To look up a lock file's alternative a mapping is necessary from lock files to their corresponding build files. For example

package manager	lock file	build file
nebula	dependencies.lock	build.gradle
go	go.graph	go.mod

• Table above needs completion.

3. User selects whether to use build file as component source

This option allows user to select whether they want the build file or graph file as input. This is a simple and flexible approach which is easy to maintain and doesn't add any scalability concerns (unlike 1).

Proposed name for parameter: use_build_file_as_source

Allow user to supply parameter (use_build_file_as_source) to CI/CD component or the analyzer (USE_BUILD_FILE_AS_SOURCE) specifying whether to use build file.

When this parameter is supplied, the analyzer will use the build file (e.g. requirements.in or build.gradle) even if the lock file is present.

Conclusion

The user-supplied parameter proposal is the MVC path here because it ensures the Dependency List components are linkable without affecting monolith infrastructure and scalability.

Follow-up

A workaround is necessary for source files that the analyzer can't know about explicitly (requirements.dev.in vs requirements.in vs pyproject.toml or setup.py).
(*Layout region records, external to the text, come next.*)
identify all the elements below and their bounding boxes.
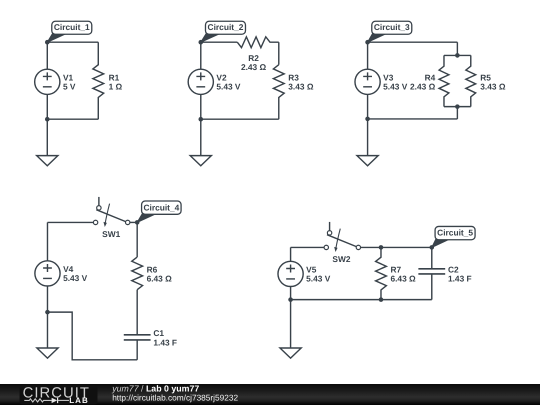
- node circuit 4 top: [135, 220, 140, 225]
- node circuit 5 bottom left: [288, 297, 293, 302]
- wire V4 to switch: [47, 221, 93, 223]
- callout Circuit_4: [137, 213, 158, 223]
- resistor R7: [376, 247, 387, 299]
- wire C1 bottom lead: [136, 340, 138, 360]
- logo diode: [52, 398, 58, 403]
- wire V2 bottom lead: [200, 94, 202, 119]
- logo well: [20, 386, 98, 405]
- wire bottom rail circuit 1: [47, 118, 98, 120]
- wire return right: [456, 107, 458, 119]
- svg-text:1.43 F: 1.43 F: [153, 338, 177, 348]
- wire V1 top lead: [46, 42, 48, 69]
- wire V3 bottom lead: [367, 94, 369, 119]
- node circuit 1 bottom: [45, 117, 50, 122]
- wire R7 node to C2 node: [381, 246, 432, 248]
- ground circuit 5: [280, 348, 301, 358]
- resistor R1: [93, 42, 104, 119]
- wire bottom rail circuit 2: [201, 118, 279, 120]
- wire switch to node: [130, 221, 137, 223]
- svg-text:1 Ω: 1 Ω: [109, 81, 123, 91]
- voltage source V1: [35, 69, 60, 94]
- wire right side circuit 2: [278, 42, 280, 65]
- callout Circuit_3: [368, 33, 389, 43]
- svg-text:5.43 V: 5.43 V: [306, 274, 331, 284]
- wire V3 top lead: [367, 42, 369, 69]
- wire top rail circuit 2: [201, 41, 238, 43]
- svg-text:SW1: SW1: [102, 229, 120, 239]
- svg-text:http://circuitlab.com/cj7385rj: http://circuitlab.com/cj7385rj59232: [112, 393, 238, 403]
- svg-text:Circuit_3: Circuit_3: [374, 22, 410, 32]
- svg-text:2.43 Ω: 2.43 Ω: [410, 81, 436, 91]
- svg-text:LAB: LAB: [69, 396, 89, 405]
- resistor R2: [237, 37, 279, 48]
- callout Circuit_1: [47, 33, 68, 43]
- svg-text:5.43 V: 5.43 V: [63, 273, 88, 283]
- svg-text:5.43 V: 5.43 V: [216, 81, 241, 91]
- footer bar: [0, 384, 540, 405]
- voltage source V3: [355, 69, 380, 94]
- logo resistor squiggle: [24, 399, 51, 402]
- node parallel top: [455, 53, 460, 58]
- wire to ground circuit 2: [200, 119, 202, 155]
- callout Circuit_2: [201, 33, 222, 43]
- wire V5 bottom lead: [290, 287, 292, 349]
- node circuit 2 top: [198, 40, 203, 45]
- node C2 top: [429, 245, 434, 250]
- wire bottom rail circuit 5: [291, 299, 432, 301]
- switch SW1: [98, 197, 100, 206]
- svg-text:6.43 Ω: 6.43 Ω: [390, 273, 416, 283]
- wire bottom run circuit 4: [47, 312, 137, 360]
- svg-text:1.43 F: 1.43 F: [448, 274, 472, 284]
- wire R6 to C1: [136, 290, 138, 335]
- wire parallel top rail: [444, 54, 471, 56]
- wire V2 top lead: [200, 42, 202, 69]
- node circuit 2 bottom: [198, 117, 203, 122]
- capacitor C1: [124, 335, 151, 340]
- svg-text:5 V: 5 V: [63, 81, 76, 91]
- node R7 top: [379, 245, 384, 250]
- node circuit 3 bottom: [365, 117, 370, 122]
- wire C2 bottom lead: [431, 274, 433, 300]
- voltage source V4: [35, 261, 60, 286]
- wire V4 top lead: [46, 222, 48, 261]
- resistor R5: [466, 55, 476, 106]
- wire down to parallel pair: [456, 42, 458, 55]
- ground circuit 4: [37, 348, 58, 358]
- node circuit 4 return: [45, 310, 50, 315]
- resistor R6: [132, 257, 143, 290]
- node circuit 3 top: [365, 40, 370, 45]
- ground circuit 2: [190, 156, 211, 166]
- callout Circuit_5: [432, 238, 452, 247]
- svg-text:6.43 Ω: 6.43 Ω: [147, 273, 173, 283]
- resistor R4: [439, 55, 449, 106]
- voltage source V2: [188, 69, 213, 94]
- ground circuit 1: [37, 156, 58, 166]
- wire V4 bottom lead: [46, 286, 48, 348]
- wire top rail circuit 3: [368, 41, 458, 43]
- node parallel bottom: [455, 104, 460, 109]
- wire parallel bottom rail: [444, 106, 471, 108]
- svg-text:Circuit_4: Circuit_4: [143, 202, 179, 212]
- wire switch to R7 node: [361, 246, 381, 248]
- schematic group: [35, 21, 506, 360]
- wire V5 top lead: [290, 247, 292, 261]
- svg-text:C1: C1: [153, 328, 164, 338]
- ground circuit 3: [357, 156, 378, 166]
- svg-text:2.43 Ω: 2.43 Ω: [241, 62, 267, 72]
- node circuit 1 top: [45, 40, 50, 45]
- voltage source V5: [278, 261, 303, 286]
- wire to ground circuit 1: [46, 119, 48, 155]
- wire C2 top lead: [431, 247, 433, 268]
- svg-text:5.43 V: 5.43 V: [383, 81, 408, 91]
- wire top rail circuit 1: [47, 41, 98, 43]
- svg-text:Circuit_1: Circuit_1: [54, 22, 90, 32]
- capacitor C2: [418, 269, 445, 274]
- wire V1 bottom lead: [46, 94, 48, 119]
- wire to ground circuit 3: [367, 119, 369, 156]
- svg-text:SW2: SW2: [332, 254, 350, 264]
- svg-text:Circuit_2: Circuit_2: [208, 22, 244, 32]
- wire V5 to switch: [291, 246, 325, 248]
- switch SW2: [329, 222, 331, 231]
- wire return bottom: [368, 118, 458, 120]
- svg-text:3.43 Ω: 3.43 Ω: [480, 81, 506, 91]
- resistor R3: [273, 65, 284, 120]
- wire node to R6: [136, 222, 138, 257]
- svg-text:Circuit_5: Circuit_5: [437, 228, 473, 238]
- node R7 bottom: [379, 297, 384, 302]
- svg-text:3.43 Ω: 3.43 Ω: [288, 81, 314, 91]
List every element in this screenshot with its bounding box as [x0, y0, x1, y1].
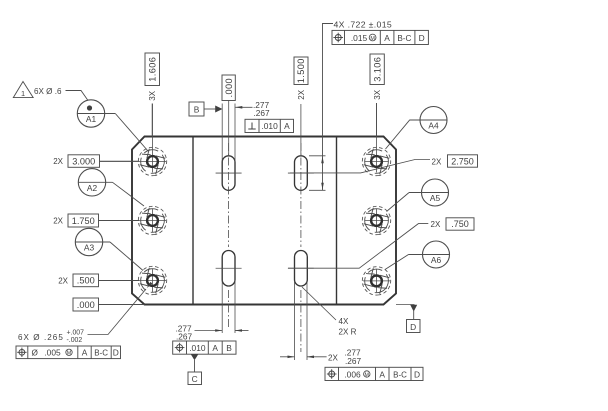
basic dim 2X .500 (hole A3 row): [58, 274, 98, 287]
extension line right slot centerline upper: [300, 104, 302, 156]
slot top-left (datum B feature): [216, 156, 242, 191]
svg-text:B-C: B-C: [94, 349, 108, 358]
svg-text:A2: A2: [87, 183, 98, 193]
svg-text:2X: 2X: [53, 217, 63, 226]
balloon A6: [409, 241, 450, 268]
feature control frame position dia .005 M A B-C D: [16, 346, 121, 359]
svg-text:3.000: 3.000: [72, 156, 95, 166]
svg-text:2X: 2X: [53, 157, 63, 166]
leader balloon A2 to hole A2: [113, 182, 145, 206]
leader .500 to hole A3: [99, 280, 140, 282]
datum D symbol: [396, 305, 420, 333]
svg-text:.000: .000: [77, 300, 95, 310]
svg-text:C: C: [192, 374, 198, 384]
leader balloon A4 to hole A4: [386, 120, 410, 149]
leader balloon A1 to hole A1: [115, 114, 148, 152]
svg-text:.010: .010: [261, 121, 278, 131]
hole A1 (6X .265): [100, 104, 169, 178]
svg-text:.005: .005: [44, 348, 61, 358]
extension line bottom-left slot left edge: [221, 280, 223, 333]
dim 2X 2.750 (top slot center height): [290, 155, 478, 173]
svg-text:2X: 2X: [297, 89, 306, 99]
svg-text:3.106: 3.106: [372, 57, 382, 82]
svg-text:D: D: [113, 348, 119, 358]
svg-text:D: D: [410, 322, 416, 332]
svg-text:D: D: [419, 33, 425, 43]
svg-text:1: 1: [21, 89, 25, 98]
svg-text:A5: A5: [430, 193, 441, 203]
svg-text:1.606: 1.606: [147, 57, 157, 82]
svg-text:A3: A3: [84, 243, 95, 253]
svg-text:6X Ø .6: 6X Ø .6: [34, 87, 62, 96]
svg-text:.500: .500: [77, 276, 95, 286]
svg-text:A: A: [284, 121, 290, 131]
svg-text:2X R: 2X R: [339, 328, 357, 337]
balloon A2: [78, 169, 112, 196]
svg-text:+.007: +.007: [67, 329, 85, 336]
leader balloon A5 to hole A5: [387, 193, 409, 212]
hole A2: [99, 204, 169, 237]
svg-text:.015: .015: [351, 33, 368, 43]
svg-text:A: A: [379, 369, 385, 379]
svg-text:M: M: [370, 36, 375, 42]
extension line bottom-right slot right edge: [306, 282, 308, 360]
svg-text:.267: .267: [345, 356, 362, 366]
extension line 3.106 to hole A4 column: [376, 103, 378, 137]
balloon A5: [409, 179, 449, 206]
datum C symbol: [188, 354, 202, 384]
plate outline: [132, 137, 396, 305]
centerline right slot column lower: [300, 290, 302, 352]
svg-text:.006: .006: [344, 369, 361, 379]
svg-text:2X: 2X: [58, 276, 68, 285]
svg-text:4X .722 ±.015: 4X .722 ±.015: [334, 20, 393, 30]
balloon A4: [410, 107, 447, 134]
datum B symbol: [189, 102, 223, 116]
svg-text:D: D: [414, 369, 420, 379]
basic dim .000 (bottom edge): [73, 298, 99, 311]
svg-text:3X: 3X: [148, 90, 157, 100]
svg-text:A: A: [384, 33, 390, 43]
centerline left slot column lower: [228, 290, 230, 327]
svg-text:2X: 2X: [432, 158, 442, 167]
svg-text:M: M: [365, 372, 370, 378]
dim 2X .750 (bottom slot center height): [288, 218, 474, 268]
balloon A1: [77, 100, 115, 127]
svg-text:.267: .267: [176, 332, 193, 342]
svg-text:.750: .750: [451, 219, 469, 229]
extension line bottom-left slot right edge: [234, 280, 236, 333]
svg-text:2X: 2X: [328, 353, 339, 362]
basic dim 2X 1.500 (right slot column): [294, 57, 308, 100]
slot top-right: [288, 156, 314, 191]
basic dim 3X 1.606 (left hole column): [145, 53, 160, 101]
basic dim 3X 3.106 (right hole column): [370, 54, 384, 100]
svg-text:B: B: [194, 105, 200, 115]
svg-text:A4: A4: [428, 121, 439, 131]
feature control frame position .006 M A B-C D: [325, 367, 423, 380]
svg-text:A6: A6: [431, 255, 442, 265]
flag note triangle 1: [13, 82, 33, 98]
feature control frame position .015 M A B-C D: [332, 30, 428, 44]
svg-text:Ø: Ø: [32, 349, 39, 358]
leader balloon A3 to hole A3: [110, 242, 143, 271]
plate internal edge right: [336, 137, 338, 305]
extension line left slot right edge: [234, 104, 236, 163]
svg-text:3X: 3X: [373, 89, 382, 99]
svg-text:.000: .000: [224, 78, 234, 97]
svg-text:6X Ø .265: 6X Ø .265: [18, 333, 64, 342]
leader .000 to bottom edge: [99, 304, 145, 306]
leader from note to balloon A1: [66, 91, 89, 101]
svg-text:B-C: B-C: [397, 34, 411, 43]
slot bottom-right: [288, 251, 314, 287]
extension line left slot centerline upper: [228, 101, 230, 157]
svg-text:B: B: [226, 343, 232, 353]
leader 3.000 to hole A1: [100, 160, 140, 162]
centerline left slot column: [228, 143, 230, 247]
svg-text:2X: 2X: [431, 220, 441, 229]
extension line bottom-right slot left edge: [294, 282, 296, 360]
svg-text:A1: A1: [86, 114, 97, 124]
svg-text:.267: .267: [254, 108, 271, 118]
balloon A3: [75, 228, 110, 255]
dim .277/.267 bottom-left slot width: [176, 324, 249, 342]
basic dim .000 (left slot column B): [222, 75, 235, 101]
leader balloon A6 to hole A6: [385, 255, 409, 270]
note 4X .722 +-.015: [323, 20, 393, 45]
plate internal edge left: [192, 137, 194, 305]
dim .277/.267 top slot width: [235, 100, 270, 118]
feature control frame position .010 A B: [173, 341, 236, 354]
extension line left slot left edge (datum B attach): [221, 104, 223, 163]
svg-text:-.002: -.002: [67, 337, 83, 344]
dim 2X .277/.267 bottom-right slot width: [280, 348, 362, 367]
leader 1.750 to hole A2: [99, 220, 140, 222]
centerline right slot column: [300, 143, 302, 247]
svg-text:A: A: [212, 343, 218, 353]
basic dim 2X 3.000 (hole A1 row): [53, 155, 99, 168]
extension line 1.606 to hole A1 column: [151, 104, 153, 137]
hole A6: [360, 264, 393, 297]
hole A5: [360, 204, 393, 237]
svg-text:1.500: 1.500: [296, 58, 306, 83]
dim line .722 top-right slot length: [309, 45, 326, 190]
note 4X 2X R (slot end radii): [302, 287, 357, 337]
basic dim 2X 1.750 (hole A2 row): [53, 214, 98, 227]
svg-text:A: A: [82, 348, 88, 358]
hole A4: [360, 103, 393, 178]
svg-text:B-C: B-C: [393, 370, 407, 379]
note 6X dia .265 +.007 -.002: [18, 282, 152, 344]
svg-text:4X: 4X: [339, 317, 350, 326]
svg-text:2.750: 2.750: [451, 156, 474, 166]
svg-text:M: M: [67, 351, 72, 357]
feature control frame perpendicularity .010 A: [245, 119, 294, 132]
slot bottom-left (datum C feature): [216, 251, 242, 287]
hole A3: [99, 264, 169, 297]
svg-text:1.750: 1.750: [72, 216, 95, 226]
svg-text:.010: .010: [189, 343, 206, 353]
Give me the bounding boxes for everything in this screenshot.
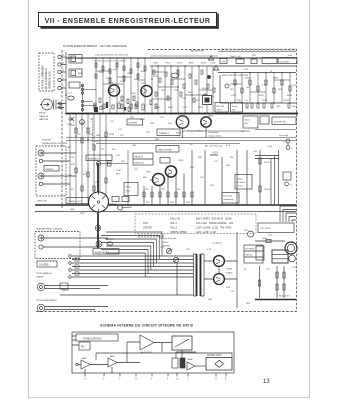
svg-text:PEDA 10: PEDA 10	[135, 156, 144, 159]
svg-text:8R3V: 8R3V	[287, 95, 293, 97]
svg-text:TR03: TR03	[176, 133, 182, 135]
svg-text:KK2P: KK2P	[284, 100, 290, 102]
dashed left border	[61, 50, 63, 208]
svg-text:Décharge: Décharge	[224, 196, 234, 198]
svg-text:P108: P108	[198, 107, 204, 109]
svg-text:TK73: TK73	[210, 63, 216, 65]
dark part above bus	[94, 107, 98, 112]
svg-text:2105: 2105	[167, 98, 172, 100]
svg-text:R84: R84	[128, 207, 133, 209]
wires under TR06	[183, 126, 207, 137]
svg-text:FP3: FP3	[244, 230, 249, 232]
svg-text:PLAY: PLAY	[116, 169, 122, 172]
svg-text:C+: C+	[246, 100, 249, 102]
svg-text:Vers ampli: Vers ampli	[279, 134, 288, 137]
svg-text:L23Y~L23HB (L23) TP0~TP02: L23Y~L23HB (L23) TP0~TP02	[196, 227, 232, 230]
connector circles column	[58, 55, 61, 58]
svg-text:ERA: ERA	[78, 72, 83, 75]
heavy horizontal bus	[66, 113, 298, 115]
svg-text:IP3: IP3	[81, 347, 85, 349]
clavier mecanique dashed box	[39, 53, 54, 91]
addition amp	[140, 335, 154, 350]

A dependency scanning post-processing step in the user pipeline is the best option here because the user can customize the sbom for their project specifically and doesn't require changes on the rails or analyzer side.

Implementation plan

Option 1: Analyzer overrides the input_file in the sbom

1. Update analyzer to accept DS_EXPERIMENTAL_USE_SOURCE_FILE_FOR_DEPENDENCY_LOCATION. When this parameter is set, the analyzer will use the project.RequirementsFile as scannable. This file will be use for the gitlab:dependency_scanning:input_file:path property in the sbom (This should apply to any supported lockfile found in the project.)

✅ added in: https://gitlab.com/gitlab-org/security-products/analyzers/dependency-scanning/-/releases/v0.17.0

Note: this variable is experimental and subject to removal without notice.

✅ Option 2: Give user a workaround to set the sbom input file as needed

1. Create update script for sbom (update.rb).
   1. Search for all gl-sbom*.cdx.json.
   2. For each sbom.
      1. If gitlab:dependency_scanning:package_manager:name is supported.
      2. Update gitlab:dependency_scanning:input_file:path with the desired source file.
2. Show example ci configuration to modify sbom after analyzer has run (.gitlab-ci.yml).
   1. Add an sbom update job after dependency scanning runs.
   2. Invoke above script.
   3. Update dependency scanning job to export sboms as artifacts but not cyclonedx reports (to avoid duplicates).
   4. Export processed sboms as cyclonedx reports.